Map of life expectancy at birth from Global Education Project.

Tuesday, November 22, 2011

Repealing the Enlightenment

I have said it before, but Naomi Klein says it at greater length, and maybe even a bit better. Climate change denialism is an example of thinking backwards. Since we already know that unregulated markets maximize human welfare, it is impossible for carbon dioxide emissions from burning fossil fuels to cause any serious problems. That would imply a need for some sort of intervention by government to reduce those emissions, and that conclusion is logically impossible, right?

Klein goes on to show how anthropogenic climate change implies many other conclusions which are not permitted in conservative ideology, but that's the basic idea. Anyway it's worth reading so go ahead. (I get the dead trees Nation so I got to read it sitting on the sofa and then do the puzzle.)

Tom Levenson at Balloon Juice is generally taken aback, nonplussed and aghast at what appears to be a growing global rejection of science as in any way authoritative. It's antivaxers trying to get their kids infected with chickenpox that sets him off, but then he broadens out. "The tyranny of facts undermines privilege . . ." The Republican War on Science is motivated by greed -- tobacco industry greed, coal and power generation industry greed, oil company greed.

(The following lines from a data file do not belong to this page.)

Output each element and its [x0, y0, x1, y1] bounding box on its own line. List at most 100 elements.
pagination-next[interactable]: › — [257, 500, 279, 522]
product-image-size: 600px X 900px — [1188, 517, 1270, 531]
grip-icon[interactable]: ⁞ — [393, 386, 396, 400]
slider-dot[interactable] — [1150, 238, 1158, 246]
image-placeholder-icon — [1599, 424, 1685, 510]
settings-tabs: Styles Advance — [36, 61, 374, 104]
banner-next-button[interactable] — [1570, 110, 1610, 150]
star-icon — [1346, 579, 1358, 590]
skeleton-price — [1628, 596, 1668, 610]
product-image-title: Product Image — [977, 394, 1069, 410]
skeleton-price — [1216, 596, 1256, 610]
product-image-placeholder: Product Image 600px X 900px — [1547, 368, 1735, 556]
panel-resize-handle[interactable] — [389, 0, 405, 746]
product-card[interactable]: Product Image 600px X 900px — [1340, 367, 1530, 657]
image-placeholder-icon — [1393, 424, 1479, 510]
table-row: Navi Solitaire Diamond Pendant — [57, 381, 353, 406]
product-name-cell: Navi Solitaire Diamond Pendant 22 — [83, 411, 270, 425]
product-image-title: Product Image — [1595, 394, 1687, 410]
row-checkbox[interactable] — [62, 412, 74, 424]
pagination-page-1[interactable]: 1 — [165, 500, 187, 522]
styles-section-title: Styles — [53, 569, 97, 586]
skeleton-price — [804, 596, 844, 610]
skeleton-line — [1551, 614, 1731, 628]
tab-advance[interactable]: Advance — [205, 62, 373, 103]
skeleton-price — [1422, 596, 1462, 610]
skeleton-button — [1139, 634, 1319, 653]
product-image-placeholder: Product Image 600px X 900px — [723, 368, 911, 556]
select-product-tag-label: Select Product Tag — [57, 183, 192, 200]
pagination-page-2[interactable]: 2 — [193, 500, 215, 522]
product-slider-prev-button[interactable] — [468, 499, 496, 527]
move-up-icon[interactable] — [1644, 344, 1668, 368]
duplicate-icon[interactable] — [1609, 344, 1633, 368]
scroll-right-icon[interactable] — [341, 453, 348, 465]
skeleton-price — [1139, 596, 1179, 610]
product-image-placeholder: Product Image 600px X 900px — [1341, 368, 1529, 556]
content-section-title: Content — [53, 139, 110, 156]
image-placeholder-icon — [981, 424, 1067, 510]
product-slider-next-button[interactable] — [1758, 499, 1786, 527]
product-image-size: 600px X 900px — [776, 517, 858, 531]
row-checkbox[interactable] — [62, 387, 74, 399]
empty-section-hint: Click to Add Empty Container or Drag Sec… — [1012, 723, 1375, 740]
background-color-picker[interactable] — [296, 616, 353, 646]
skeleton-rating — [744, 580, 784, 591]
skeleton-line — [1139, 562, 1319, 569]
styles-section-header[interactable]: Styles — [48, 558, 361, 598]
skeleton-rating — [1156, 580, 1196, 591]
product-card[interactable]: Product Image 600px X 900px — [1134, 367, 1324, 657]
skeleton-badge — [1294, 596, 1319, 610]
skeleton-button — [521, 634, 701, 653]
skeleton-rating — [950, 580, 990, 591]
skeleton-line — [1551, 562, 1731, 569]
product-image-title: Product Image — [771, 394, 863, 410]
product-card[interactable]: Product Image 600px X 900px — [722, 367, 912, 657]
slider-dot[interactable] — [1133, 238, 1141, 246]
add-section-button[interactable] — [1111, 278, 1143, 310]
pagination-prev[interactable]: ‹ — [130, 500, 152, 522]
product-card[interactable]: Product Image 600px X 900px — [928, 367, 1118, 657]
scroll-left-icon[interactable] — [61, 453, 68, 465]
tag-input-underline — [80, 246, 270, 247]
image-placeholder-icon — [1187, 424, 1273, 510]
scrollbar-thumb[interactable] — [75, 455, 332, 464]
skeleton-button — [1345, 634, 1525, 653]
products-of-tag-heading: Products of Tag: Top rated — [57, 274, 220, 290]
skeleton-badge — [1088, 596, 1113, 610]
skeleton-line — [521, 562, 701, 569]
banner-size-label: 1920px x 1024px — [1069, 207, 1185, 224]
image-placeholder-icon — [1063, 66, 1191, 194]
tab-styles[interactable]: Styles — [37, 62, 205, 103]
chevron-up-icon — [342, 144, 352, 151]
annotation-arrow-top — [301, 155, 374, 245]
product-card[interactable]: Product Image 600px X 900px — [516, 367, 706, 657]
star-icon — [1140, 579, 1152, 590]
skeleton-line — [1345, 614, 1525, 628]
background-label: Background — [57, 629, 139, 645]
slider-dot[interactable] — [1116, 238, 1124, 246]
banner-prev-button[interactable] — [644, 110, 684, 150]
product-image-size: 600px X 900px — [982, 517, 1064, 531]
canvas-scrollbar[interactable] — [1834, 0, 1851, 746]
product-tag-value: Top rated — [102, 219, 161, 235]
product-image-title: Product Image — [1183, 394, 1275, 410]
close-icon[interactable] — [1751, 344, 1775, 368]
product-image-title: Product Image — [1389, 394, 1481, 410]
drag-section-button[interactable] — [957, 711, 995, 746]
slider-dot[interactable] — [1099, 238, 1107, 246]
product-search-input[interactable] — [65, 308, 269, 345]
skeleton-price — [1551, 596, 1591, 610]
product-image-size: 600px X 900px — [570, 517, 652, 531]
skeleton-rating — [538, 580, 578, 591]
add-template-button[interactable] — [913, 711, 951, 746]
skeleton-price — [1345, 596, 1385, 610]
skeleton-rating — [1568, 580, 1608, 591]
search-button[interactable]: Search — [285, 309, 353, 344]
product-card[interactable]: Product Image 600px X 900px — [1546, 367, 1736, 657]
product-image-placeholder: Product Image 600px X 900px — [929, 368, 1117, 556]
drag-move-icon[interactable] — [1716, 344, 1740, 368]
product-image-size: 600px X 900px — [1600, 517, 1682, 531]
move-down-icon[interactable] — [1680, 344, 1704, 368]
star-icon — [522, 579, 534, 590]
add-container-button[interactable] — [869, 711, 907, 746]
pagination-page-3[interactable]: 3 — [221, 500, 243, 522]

And it's not just environmental catastrophe and selling people addictive poison. Have you been wondering why the heck Newt Gingrich has suddenly called the Congressional Budget Office a "reactionary socialist institution? It's because the CBO won't agree that gigantic tax cuts for wealthy people increase government revenue. (What the heck is a reactionary socialist, anyway?) Economics isn't really a science, but if we're living in this universe we can agree that the Obama stimulus did save millions of jobs and that the reason we have these big federal deficits stretching over the horizon is because of the Bush tax cuts and wars. If we're Republicans, however, we can't agree with those propositions, because they conflict with our axioms. Adam and Eve must be real historical characters because without original sin, Christ's sacrifice couldn't redeem us. (Not that the whole thing makes any sense in the first place.)

Thinking forward means observing what is out there in the real world and then trying to explain it. Thinking backwards means deciding what we already believe and then trying to force reality to look that way, which means ignoring evidence and making stuff up. Thinking backwards is what conservatives do. We need to laugh them off the stage, but if we don't, what happens won't be funny.

3 comments:

Anonymous said...

Of course there are powerful lobbies that on occasion deny Science for their own interests, and do so quite effectively. That is clearly the case for Global Warming (I don’t like ‘climate change’) and the effects of Tobacco. Other topics, however, seem to spring from a popular belief or sentiment - I don’t think there are many ppl making big money from being anti-vaccine.

In both kinds of cases, Science has partly fallen off its pedestal as a supreme authority based on rational fact, and has become just any old belief, meme, part of public discourse that can be questioned, denied, attacked, debated ‘democratically’.

Ana

Robert Hagedorn said...

Saint Augustine couldn't do it. But can you explain what kind of fruit Adam and Eve ate in the story? After thousands of years it's time to think, read, and give the real explanation based only on the facts in the story. No guesses, opinions, or beliefs. We've already had way too many of these. Treat the whole thing as a challenge. You can do it! Or can you? But first, do a quick Internet search: First Scandal.

Cervantes said...

Hmm. I believe I read somewhere that it must have been a pear.

BTW did you know that Ripple wine, beloved of winos, is perry, i.e. pear wine?